When the Instagram page of Black Diamond posted a black page in solidarity with anti–police violence protesters on June 5, 2020, in which Black Diamond pledged $250,000 to support access to the outdoors by athletes of color, the company acknowledged it was aware of "widespread concerns" about its "association" with Clarus Corporation chief executive Warren Kanders, who also leads Safariland, the company which manufactured the tear gas widely used against protesters. Activists have
called for a boycott of
Black Diamond over these ties, which has been embraced by various climbing-related organizations. Safariland announced the divestiture of its crowd control products divisions, including tear gas, on June 9, 2020.
The Clarus Corporation also faced criticism for a lack of diversity from pension fund giant CalPERS, who recommended in June 2020 that Clarus shareholders vote against re-electing executive chairman and largest shareholder Warren Kanders and two other board members. On June 9, 2020, Warren Kanders and other board members were re-elected to the board of directors.

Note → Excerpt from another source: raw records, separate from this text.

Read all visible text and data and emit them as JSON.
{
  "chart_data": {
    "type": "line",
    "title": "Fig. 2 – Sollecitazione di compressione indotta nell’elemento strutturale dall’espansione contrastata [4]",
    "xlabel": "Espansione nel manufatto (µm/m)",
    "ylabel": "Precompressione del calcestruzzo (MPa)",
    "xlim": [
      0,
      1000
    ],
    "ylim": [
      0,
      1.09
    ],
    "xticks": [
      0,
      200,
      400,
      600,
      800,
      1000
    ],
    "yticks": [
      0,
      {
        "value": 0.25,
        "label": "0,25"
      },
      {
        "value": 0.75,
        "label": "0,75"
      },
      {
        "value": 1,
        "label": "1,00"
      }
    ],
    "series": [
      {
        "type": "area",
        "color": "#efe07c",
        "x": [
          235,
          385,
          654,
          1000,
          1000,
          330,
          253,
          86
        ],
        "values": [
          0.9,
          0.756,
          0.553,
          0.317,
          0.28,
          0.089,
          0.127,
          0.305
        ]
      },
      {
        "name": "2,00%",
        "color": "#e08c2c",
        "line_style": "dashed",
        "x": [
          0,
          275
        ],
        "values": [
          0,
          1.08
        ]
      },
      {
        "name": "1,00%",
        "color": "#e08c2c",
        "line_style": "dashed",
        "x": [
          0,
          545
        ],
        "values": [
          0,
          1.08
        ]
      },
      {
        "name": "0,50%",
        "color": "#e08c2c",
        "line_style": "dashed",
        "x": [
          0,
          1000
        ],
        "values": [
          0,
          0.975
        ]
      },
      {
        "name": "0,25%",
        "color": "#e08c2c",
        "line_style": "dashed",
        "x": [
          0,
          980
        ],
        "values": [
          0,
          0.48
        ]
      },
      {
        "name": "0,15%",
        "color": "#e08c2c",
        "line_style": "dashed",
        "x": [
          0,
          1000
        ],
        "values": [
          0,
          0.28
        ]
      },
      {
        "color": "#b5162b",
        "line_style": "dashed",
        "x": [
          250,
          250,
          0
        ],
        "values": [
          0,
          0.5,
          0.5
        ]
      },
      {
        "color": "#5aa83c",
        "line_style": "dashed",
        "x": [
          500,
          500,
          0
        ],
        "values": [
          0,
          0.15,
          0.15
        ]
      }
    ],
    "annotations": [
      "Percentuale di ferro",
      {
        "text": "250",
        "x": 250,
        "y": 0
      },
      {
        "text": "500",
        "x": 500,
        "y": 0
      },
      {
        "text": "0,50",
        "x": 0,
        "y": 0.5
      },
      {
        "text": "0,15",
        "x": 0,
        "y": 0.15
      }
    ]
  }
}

Black Diamond's parent the Clarus Corporation also owned ammunition company Sierra Bullets until its sale in 2024. In 2018, the company monitored discussions regarding the role of guns in the outdoor industry for boycotts.

Former Black Diamond CEO Peter Metcalf had a history of political advocacy for both the outdoor industry and the public lands of Utah, and united with other outdoor companies against policies that threaten public lands and outdoor recreation.

Black Diamond says that they recycle as much waste as possible, make substantial use of wind and solar power, and support environmental non-profit bodies.